Although limited, our street testing immediately revealed each machine’s different focus. The BMW Challenge accommodates with its plush suspension, better street tires (the stock Metzelers) and stronger brakes, though its hard seat inhibits long distance comfort. The KTM EXC-R made even short rides a chore, its stiff suspension feeling harsh over broken, pockmarked pavement and exacerbating pain inflicted by its narrow, hard seat—and if most of your riding is done around town, you’ll need different tires.
Dual-sport riders can celebrate the arrival of both these machines, as they open up the segment to newfound performance. Choosing between either of these bikes, or one of the existing big-bore dual-sports should be quite easy. Opt for Honda’s XR650L or Suzuki’s DR650SE, and you’ll be settling for dated, heavier and slower bikes with budget suspension components, but you’ll save a lot of money.
The 530 EXC-R is the choice for the ready to race off-roader, who would otherwise convert a WR or CRF for the road, and go through a complicated, but not always legal licensing procedure. KTM has taken care of this for you. EXC-R riders are also prepared to make necessary adjustments to the suspension, including changing spring rates and re-valving damping, to suit their riding styles, as a racer would on a race bike, and jetting can be altered.
BMW’s G650X Challenge suits a wider range of riding styles, from advanced beginner to expert, and is ready to ride as is; it makes a much better street bike than even the G650X Moto (at least the stratospheric seat height is justifiable on the Challenge), and unless you plan on being the next David Knight, it’s the more sensible choice. The trails await.
From the saddle:
Talk about your different flavours. The 530 EXC-R is ready to race right out of its shipping crate, as KTM’s ad slogan says. It’s the first bike I’ve ridden that truly meets that goal; it’s a no-compromise race bike you can legally ride on the street. If you trail ride like you’re taking part in a national Hare Scrambles — flat-out and up on the pegs all the time — this is your machine. The BMW is a notch below the KTM in off-road performance, requiring more work to ride at near race pace. It’s a bit heavier and a bit slower, but for me it was much more fun to ride. It’s a much more forgiving bike for everyday riding, making it the one I’d pick.

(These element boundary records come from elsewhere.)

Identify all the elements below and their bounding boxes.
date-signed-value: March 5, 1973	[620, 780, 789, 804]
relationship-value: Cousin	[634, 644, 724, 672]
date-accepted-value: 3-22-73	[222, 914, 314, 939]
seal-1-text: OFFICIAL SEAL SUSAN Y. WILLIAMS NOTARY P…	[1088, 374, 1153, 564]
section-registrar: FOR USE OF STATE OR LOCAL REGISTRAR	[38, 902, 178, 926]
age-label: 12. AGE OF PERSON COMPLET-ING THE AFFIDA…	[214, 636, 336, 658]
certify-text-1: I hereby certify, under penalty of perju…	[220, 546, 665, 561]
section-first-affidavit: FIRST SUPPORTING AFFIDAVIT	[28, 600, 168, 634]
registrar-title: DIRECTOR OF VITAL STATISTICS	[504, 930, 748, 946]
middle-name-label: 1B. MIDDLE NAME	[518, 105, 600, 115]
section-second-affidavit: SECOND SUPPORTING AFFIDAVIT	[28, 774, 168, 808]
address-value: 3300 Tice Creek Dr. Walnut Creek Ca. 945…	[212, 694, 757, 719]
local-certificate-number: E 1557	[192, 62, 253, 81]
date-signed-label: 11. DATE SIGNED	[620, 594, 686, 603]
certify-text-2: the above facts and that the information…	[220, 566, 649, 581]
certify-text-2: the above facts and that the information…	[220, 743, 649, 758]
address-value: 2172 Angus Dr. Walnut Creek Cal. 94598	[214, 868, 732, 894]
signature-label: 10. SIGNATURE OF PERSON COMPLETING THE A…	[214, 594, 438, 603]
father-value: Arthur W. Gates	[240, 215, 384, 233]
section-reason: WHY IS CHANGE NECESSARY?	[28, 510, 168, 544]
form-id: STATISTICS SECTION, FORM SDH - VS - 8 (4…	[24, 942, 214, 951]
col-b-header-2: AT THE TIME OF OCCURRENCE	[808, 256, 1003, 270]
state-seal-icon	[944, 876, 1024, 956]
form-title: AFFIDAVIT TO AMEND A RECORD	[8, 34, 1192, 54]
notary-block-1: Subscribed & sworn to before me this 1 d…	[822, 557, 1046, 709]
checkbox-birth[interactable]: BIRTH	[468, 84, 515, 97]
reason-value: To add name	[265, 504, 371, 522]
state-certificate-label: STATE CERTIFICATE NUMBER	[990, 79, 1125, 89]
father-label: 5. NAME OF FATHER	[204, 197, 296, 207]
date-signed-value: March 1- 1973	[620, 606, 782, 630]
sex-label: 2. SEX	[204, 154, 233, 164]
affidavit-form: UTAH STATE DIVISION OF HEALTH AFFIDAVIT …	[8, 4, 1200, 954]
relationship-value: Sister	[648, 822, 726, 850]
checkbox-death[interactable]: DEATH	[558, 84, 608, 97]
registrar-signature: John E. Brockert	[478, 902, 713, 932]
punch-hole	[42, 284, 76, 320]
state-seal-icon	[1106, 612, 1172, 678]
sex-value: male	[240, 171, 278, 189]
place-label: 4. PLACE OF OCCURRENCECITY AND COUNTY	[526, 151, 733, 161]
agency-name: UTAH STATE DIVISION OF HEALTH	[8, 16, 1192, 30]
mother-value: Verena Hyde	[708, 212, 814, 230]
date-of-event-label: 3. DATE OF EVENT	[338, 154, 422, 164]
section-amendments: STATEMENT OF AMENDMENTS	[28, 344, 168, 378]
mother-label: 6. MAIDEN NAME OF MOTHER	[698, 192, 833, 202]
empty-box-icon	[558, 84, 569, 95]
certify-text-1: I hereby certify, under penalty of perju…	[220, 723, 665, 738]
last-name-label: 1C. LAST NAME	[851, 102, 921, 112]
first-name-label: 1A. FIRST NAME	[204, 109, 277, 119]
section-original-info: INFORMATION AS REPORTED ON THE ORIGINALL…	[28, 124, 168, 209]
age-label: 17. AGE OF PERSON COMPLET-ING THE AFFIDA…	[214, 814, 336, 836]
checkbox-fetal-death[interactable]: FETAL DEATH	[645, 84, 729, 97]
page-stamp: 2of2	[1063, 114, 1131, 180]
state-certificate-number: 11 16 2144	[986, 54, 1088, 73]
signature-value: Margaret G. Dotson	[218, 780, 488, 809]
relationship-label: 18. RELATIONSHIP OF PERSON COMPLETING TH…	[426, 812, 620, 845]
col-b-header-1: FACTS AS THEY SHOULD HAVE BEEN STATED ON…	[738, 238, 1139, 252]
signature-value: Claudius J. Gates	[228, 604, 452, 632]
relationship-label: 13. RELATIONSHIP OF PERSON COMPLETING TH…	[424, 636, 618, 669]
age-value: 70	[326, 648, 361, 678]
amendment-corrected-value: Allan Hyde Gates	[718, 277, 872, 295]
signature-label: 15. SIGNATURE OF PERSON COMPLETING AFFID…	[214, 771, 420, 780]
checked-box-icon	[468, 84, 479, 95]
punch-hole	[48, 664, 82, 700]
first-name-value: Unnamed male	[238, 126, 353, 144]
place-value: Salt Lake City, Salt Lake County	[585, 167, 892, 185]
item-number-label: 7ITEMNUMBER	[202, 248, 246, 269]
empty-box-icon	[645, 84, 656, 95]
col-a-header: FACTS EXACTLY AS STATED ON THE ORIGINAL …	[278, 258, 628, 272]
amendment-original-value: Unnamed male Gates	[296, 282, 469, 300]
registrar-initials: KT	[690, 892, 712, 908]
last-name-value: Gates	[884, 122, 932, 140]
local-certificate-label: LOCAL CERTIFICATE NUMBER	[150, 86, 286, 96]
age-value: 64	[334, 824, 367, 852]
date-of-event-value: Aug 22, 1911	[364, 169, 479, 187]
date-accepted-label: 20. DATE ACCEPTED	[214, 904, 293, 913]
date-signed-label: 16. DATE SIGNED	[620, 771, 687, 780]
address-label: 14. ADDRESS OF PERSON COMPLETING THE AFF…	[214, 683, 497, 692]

Exploiting the 530 EXC-R’s potential required a level of concentration and skill that I could only muster for limited periods of time. During those short blasts through the woods, I was amazed at the bike’s steering precision and agility; it was easy to imagine myself as a world-class enduro rider — I said imagine. The rest of the time I imagined myself getting a full-body massage; I fought the bike and the bike won. For my riding skill, the Challenge was much less challenging, and more representative of what the dual-sport class is about: good performance both on and off the road, making it the sensible choice for most riders. Of course, I’ve since sampled the new KTM 690 Enduro; let’s just say my wallet will be getting considerably lighter this summer.